Cairstine gazed at him, a question written in her eyes as if she sensed the power of the emotions running through his body. “I leave for Corbridge in five days. Oh, Duncan, something is wrong, and I have no idea what it could be. I have asked Papa to explain his decision, but all he says it I have to do this thing. Why?” She whirled around and her skirts followed her, giving him a tantalizing glimpse of a well-turned ankle visible above her half boot. How he wished it showed more.
Callander, get your mind out of the gutters.
“What on earth could be going on?” Cairstine asked in a plaintive tone that hit him hard. “Duncan, I’m at my wit’s end.

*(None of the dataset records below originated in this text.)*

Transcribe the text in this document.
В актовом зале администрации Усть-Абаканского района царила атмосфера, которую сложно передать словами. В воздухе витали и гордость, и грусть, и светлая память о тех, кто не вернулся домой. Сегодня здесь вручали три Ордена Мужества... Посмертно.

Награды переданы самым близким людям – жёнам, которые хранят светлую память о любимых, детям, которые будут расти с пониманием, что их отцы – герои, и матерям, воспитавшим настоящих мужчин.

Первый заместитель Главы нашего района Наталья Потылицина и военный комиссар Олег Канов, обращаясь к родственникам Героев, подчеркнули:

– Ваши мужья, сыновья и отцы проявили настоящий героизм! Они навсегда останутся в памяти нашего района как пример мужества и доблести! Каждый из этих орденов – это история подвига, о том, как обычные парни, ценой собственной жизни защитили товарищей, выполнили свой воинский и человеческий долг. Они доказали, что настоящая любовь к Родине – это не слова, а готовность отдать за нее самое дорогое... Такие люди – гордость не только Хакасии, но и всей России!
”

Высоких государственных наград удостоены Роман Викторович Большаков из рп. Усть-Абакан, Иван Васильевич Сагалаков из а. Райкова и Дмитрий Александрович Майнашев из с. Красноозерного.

I cannot move him.”
Duncan nodded, his mind busy with possible plans, and he turned to one side, needing time to think of ways and means to execute them as well as considering the likely consequences. “Stay strong. I’m off to check my snares and have a think. Don’t worry, I will see you again before you go. Can you be here at the same time tomorrow?”
Cairstine nodded. “I will make sure I am.”
Duncan nodded. “Until then.” He spun on his heels and set off in the direction of his manor a mile or so distant on the opposite hill, his thoughts in a whirl.
What in hades is her father up to? To date, the Duke of Glenard, known as Lord Nathaniel McColl in these parts, had been a loving and somewhat protective father to his only daughter.
He strode on. The smell of pine resin carried on the warmth of the June breeze replaced the scent of violets in his nose, but Duncan hardly noticed as he began to gather his thoughts. A rescue plan was needed, one that would absolve Cairstine from all blame so as not to leave her in her parent’s bad graces. Or give any hint of collusion between the two of them. She should not guess his part in it, to allow her to answer with perfect honesty if questioned later by her father.
A bold idea occurred and he quickened his pace while contemplating the prospects and pitfalls of it. A disguise would be required so she didn’t immediately recognise him. It would ruin everything if she inadvertently gave his identity away to anyone with her. Plus, he needed to decide on a place of safety for her to pass the time until his plan achieved its aim.